The man in sandals arrived at the Seaside Station just when the milk delivery women were leaving the building. After a few painful encounters with their iron shoulders, the man approached the luggage room and handed over a receipt. The attendant glanced at the receipt – with the unnatural seriousness that is unique to railroad personnel – and promptly tossed a suitcase to him. For his part, the man opened a small leather wallet, sighed, took out a ten-kopeck coin, and put it on the counter, which was made of six old rails that had been polished by innumerable elbows.
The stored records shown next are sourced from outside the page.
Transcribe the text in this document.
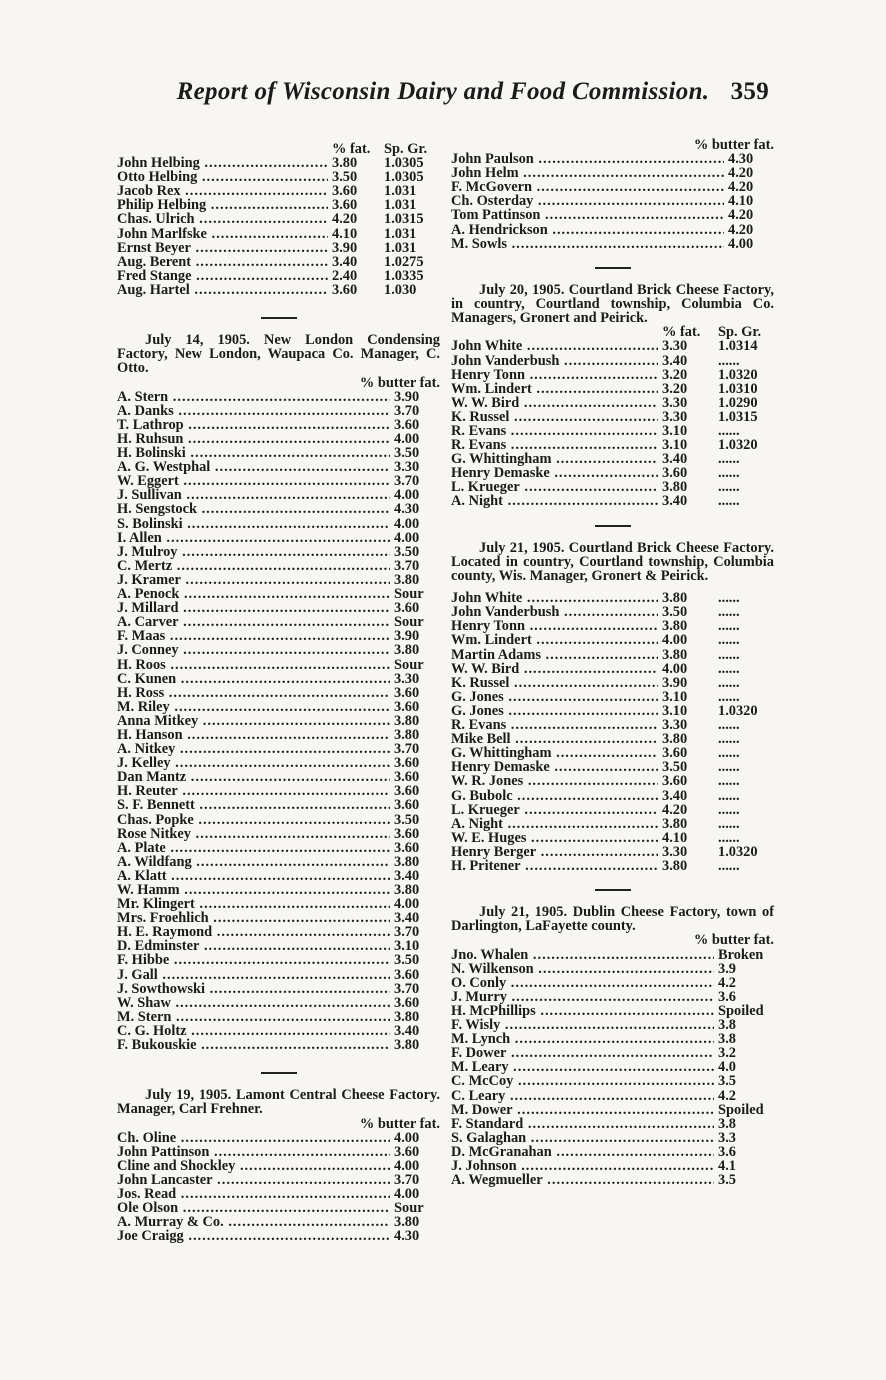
Report of Wisconsin Dairy and Food Commission. 359
% fat. Sp. Gr.
John Helbing .....	3.80	1.0305
Otto Helbing .....	3.50	1.0305
Jacob Rex .....	3.60	1.031
Philip Helbing .....	3.60	1.031
Chas. Ulrich .....	4.20	1.0315
John Marlfske .....	4.10	1.031
Ernst Beyer .....	3.90	1.031
Aug. Berent .....	3.40	1.0275
Fred Stange .....	2.40	1.0335
Aug. Hartel .....	3.60	1.030

July 14, 1905. New London Condensing Factory, New London, Waupaca Co. Manager, C. Otto.

% butter fat.
A. Stern .....	3.90
A. Danks .....	3.70
T. Lathrop .....	3.60
H. Ruhsun .....	4.00
H. Bolinski .....	3.50
A. G. Westphal .....	3.30
W. Eggert .....	3.70
J. Sullivan .....	4.00
H. Sengstock .....	4.30
S. Bolinski .....	4.00
I. Allen .....	4.00
J. Mulroy .....	3.50
C. Mertz .....	3.70
J. Kramer .....	3.80
A. Penock .....	Sour
J. Millard .....	3.60
A. Carver .....	Sour
F. Maas .....	3.90
J. Conney .....	3.80
H. Roos .....	Sour
C. Kunen .....	3.30
H. Ross .....	3.60
M. Riley .....	3.60
Anna Mitkey .....	3.80
H. Hanson .....	3.80
A. Nitkey .....	3.70
J. Kelley .....	3.60
Dan Mantz .....	3.60
H. Reuter .....	3.60
S. F. Bennett .....	3.60
Chas. Popke .....	3.50
Rose Nitkey .....	3.60
A. Plate .....	3.60
A. Wildfang .....	3.80
A. Klatt .....	3.40
W. Hamm .....	3.80
Mr. Klingert .....	4.00
Mrs. Froehlich .....	3.40
H. E. Raymond .....	3.70
D. Edminster .....	3.10
F. Hibbe .....	3.50
J. Gall .....	3.60
J. Sowthowski .....	3.70
W. Shaw .....	3.60
M. Stern .....	3.80
C. G. Holtz .....	3.40
F. Bukouskie .....	3.80

July 19, 1905. Lamont Central Cheese Factory. Manager, Carl Frehner.

% butter fat.
Ch. Oline .....	4.00
John Pattinson .....	3.60
Cline and Shockley .....	4.00
John Lancaster .....	3.70
Jos. Read .....	4.00
Ole Olson .....	Sour
A. Murray & Co. .....	3.80
Joe Craigg .....	4.30
% butter fat.
John Paulson .....	4.30
John Helm .....	4.20
F. McGovern .....	4.20
Ch. Osterday .....	4.10
Tom Pattinson .....	4.20
A. Hendrickson .....	4.20
M. Sowls .....	4.00

July 20, 1905. Courtland Brick Cheese Factory, in country, Courtland township, Columbia Co. Managers, Gronert and Peirick.

% fat.	Sp. Gr.
John White .....	3.30	1.0314
John Vanderbush .....	3.40	......
Henry Tonn .....	3.20	1.0320
Wm. Lindert .....	3.20	1.0310
W. W. Bird .....	3.30	1.0290
K. Russel .....	3.30	1.0315
R. Evans .....	3.10	......
R. Evans .....	3.10	1.0320
G. Whittingham .....	3.40	......
Henry Demaske .....	3.60	......
L. Krueger .....	3.80	......
A. Night .....	3.40	......

July 21, 1905. Courtland Brick Cheese Factory. Located in country, Courtland township, Columbia county, Wis. Manager, Gronert & Peirick.

John White .....	3.80	......
John Vanderbush .....	3.50	......
Henry Tonn .....	3.80	......
Wm. Lindert .....	4.00	......
Martin Adams .....	3.80	......
W. W. Bird .....	4.00	......
K. Russel .....	3.90	......
G. Jones .....	3.10	......
G. Jones .....	3.10	1.0320
R. Evans .....	3.30	......
Mike Bell .....	3.80	......
G. Whittingham .....	3.60	......
Henry Demaske .....	3.50	......
W. R. Jones .....	3.60	......
G. Bubolc .....	3.40	......
L. Krueger .....	4.20	......
A. Night .....	3.80	......
W. E. Huges .....	4.10	......
Henry Berger .....	3.30	1.0320
H. Pritener .....	3.80	......

July 21, 1905. Dublin Cheese Factory, town of Darlington, LaFayette county.

% butter fat.
Jno. Whalen .....	Broken
N. Wilkenson .....	3.9
O. Conly .....	4.2
J. Murry .....	3.6
H. McPhillips .....	Spoiled
F. Wisly .....	3.8
M. Lynch .....	3.8
F. Dower .....	3.2
M. Leary .....	4.0
C. McCoy .....	3.5
C. Leary .....	4.2
M. Dower .....	Spoiled
F. Standard .....	3.8
S. Galaghan .....	3.3
D. McGranahan .....	3.6
J. Johnson .....	4.1
A. Wegmueller .....	3.5
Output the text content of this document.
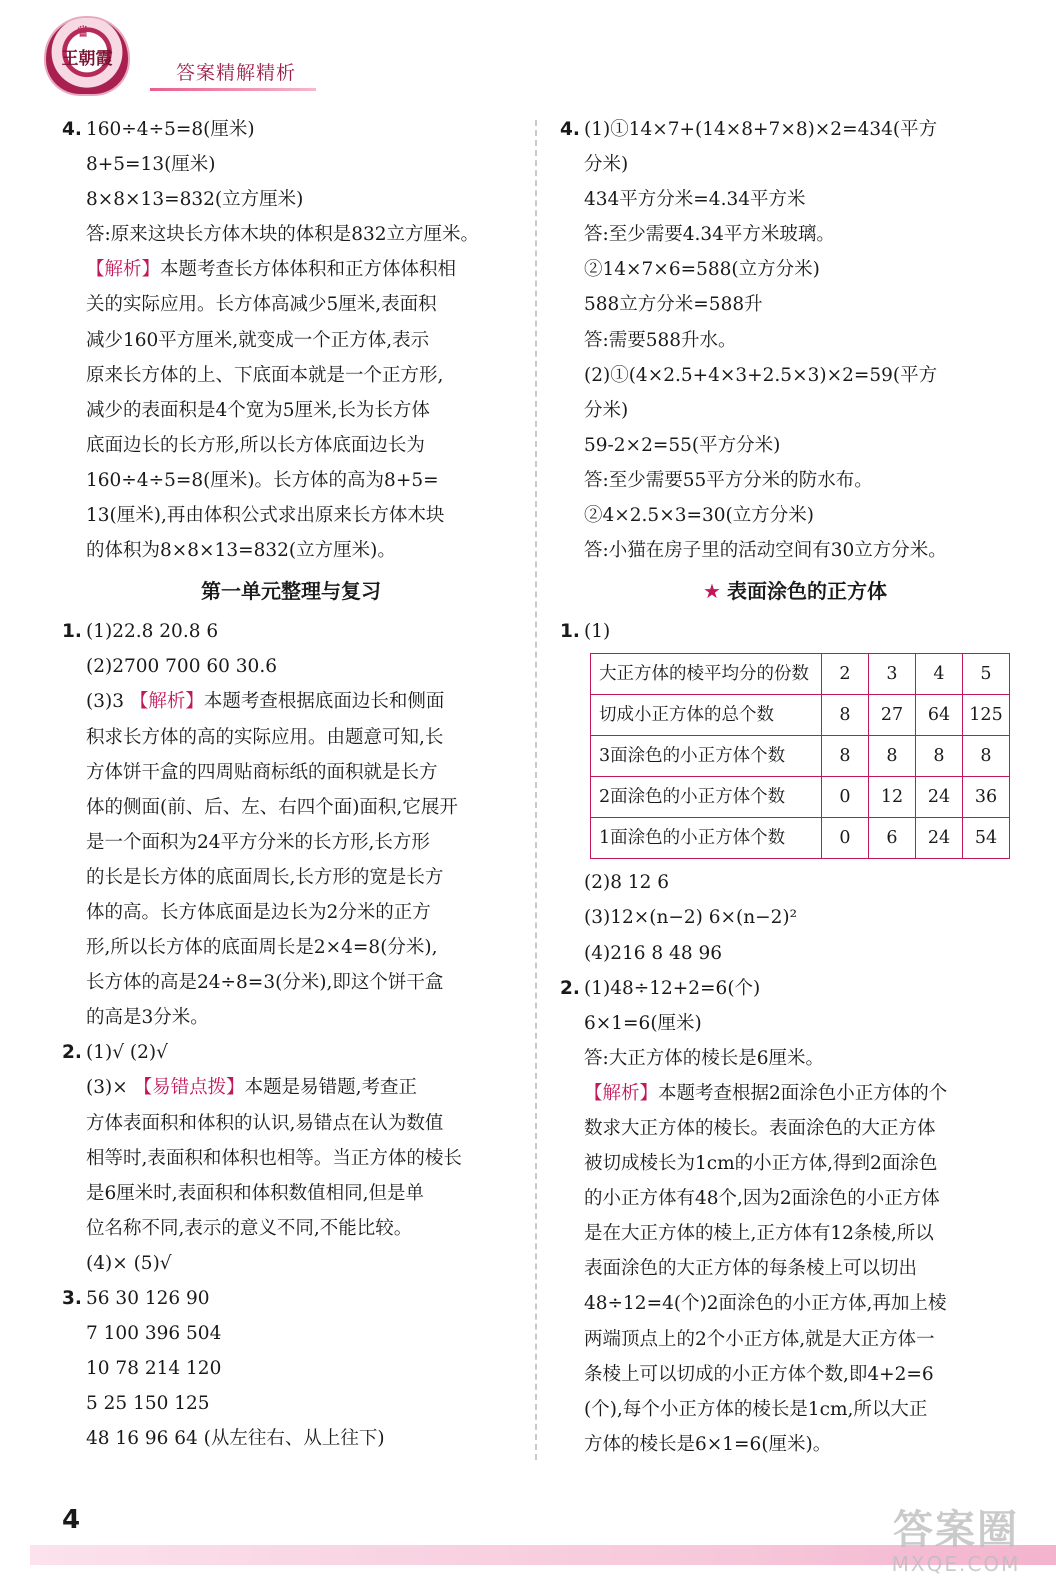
♛
王朝霞
答案精解精析
4. 160÷4÷5=8(厘米)
8+5=13(厘米)
8×8×13=832(立方厘米)
答:原来这块长方体木块的体积是832立方厘米。
【解析】本题考查长方体体积和正方体体积相
关的实际应用。长方体高减少5厘米,表面积
减少160平方厘米,就变成一个正方体,表示
原来长方体的上、下底面本就是一个正方形,
减少的表面积是4个宽为5厘米,长为长方体
底面边长的长方形,所以长方体底面边长为
160÷4÷5=8(厘米)。长方体的高为8+5=
13(厘米),再由体积公式求出原来长方体木块
的体积为8×8×13=832(立方厘米)。
第一单元整理与复习
1. (1)22.8 20.8 6
(2)2700 700 60 30.6
(3)3 【解析】本题考查根据底面边长和侧面
积求长方体的高的实际应用。由题意可知,长
方体饼干盒的四周贴商标纸的面积就是长方
体的侧面(前、后、左、右四个面)面积,它展开
是一个面积为24平方分米的长方形,长方形
的长是长方体的底面周长,长方形的宽是长方
体的高。长方体底面是边长为2分米的正方
形,所以长方体的底面周长是2×4=8(分米),
长方体的高是24÷8=3(分米),即这个饼干盒
的高是3分米。
2. (1)√ (2)√
(3)× 【易错点拨】本题是易错题,考查正
方体表面积和体积的认识,易错点在认为数值
相等时,表面积和体积也相等。当正方体的棱长
是6厘米时,表面积和体积数值相同,但是单
位名称不同,表示的意义不同,不能比较。
(4)× (5)√
3. 56 30 126 90
7 100 396 504
10 78 214 120
5 25 150 125
48 16 96 64 (从左往右、从上往下)
4. (1)①14×7+(14×8+7×8)×2=434(平方
分米)
434平方分米=4.34平方米
答:至少需要4.34平方米玻璃。
②14×7×6=588(立方分米)
588立方分米=588升
答:需要588升水。
(2)①(4×2.5+4×3+2.5×3)×2=59(平方
分米)
59-2×2=55(平方分米)
答:至少需要55平方分米的防水布。
②4×2.5×3=30(立方分米)
答:小猫在房子里的活动空间有30立方分米。
★ 表面涂色的正方体
1. (1)
大正方体的棱平均分的份数	2	3	4	5
切成小正方体的总个数	8	27	64	125
3面涂色的小正方体个数	8	8	8	8
2面涂色的小正方体个数	0	12	24	36
1面涂色的小正方体个数	0	6	24	54
(2)8 12 6
(3)12×(n−2) 6×(n−2)²
(4)216 8 48 96
2. (1)48÷12+2=6(个)
6×1=6(厘米)
答:大正方体的棱长是6厘米。
【解析】本题考查根据2面涂色小正方体的个
数求大正方体的棱长。表面涂色的大正方体
被切成棱长为1cm的小正方体,得到2面涂色
的小正方体有48个,因为2面涂色的小正方体
是在大正方体的棱上,正方体有12条棱,所以
表面涂色的大正方体的每条棱上可以切出
48÷12=4(个)2面涂色的小正方体,再加上棱
两端顶点上的2个小正方体,就是大正方体一
条棱上可以切成的小正方体个数,即4+2=6
(个),每个小正方体的棱长是1cm,所以大正
方体的棱长是6×1=6(厘米)。
4	答案圈
MXQE.COM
Back on the square in front of the station, the man in sandals put the suitcase down on the pavement, looked it over carefully, and even touched the small metal lock. It was a plain-looking suitcase that had been slapped together from a few wooden planks and covered with man-made fabric. If this kind of suitcase belongs to a younger passenger, it usually contains cotton Sketch socks, two spare shirts, a hairnet, some underwear, a brochure entitled The Goals of the Young Communist League in the Countryside, and three squished boiled eggs. Plus, there’s always a roll of dirty laundry wrapped in the newspaper Economic Life and tucked in the corner. Older passengers use this kind of suitcase to carry a full suit and a separate pair of pants (made of “Odessa Centennial” checkered fabric), a pair of suspenders, a pair of closed-back slippers, a bottle of eau-de-cologne, and a white Marseilles blanket. It should be noted that in these cases there’s also something wrapped in Economic Life and tucked in the corner, except that instead of dirty laundry it’s a pale boiled chicken.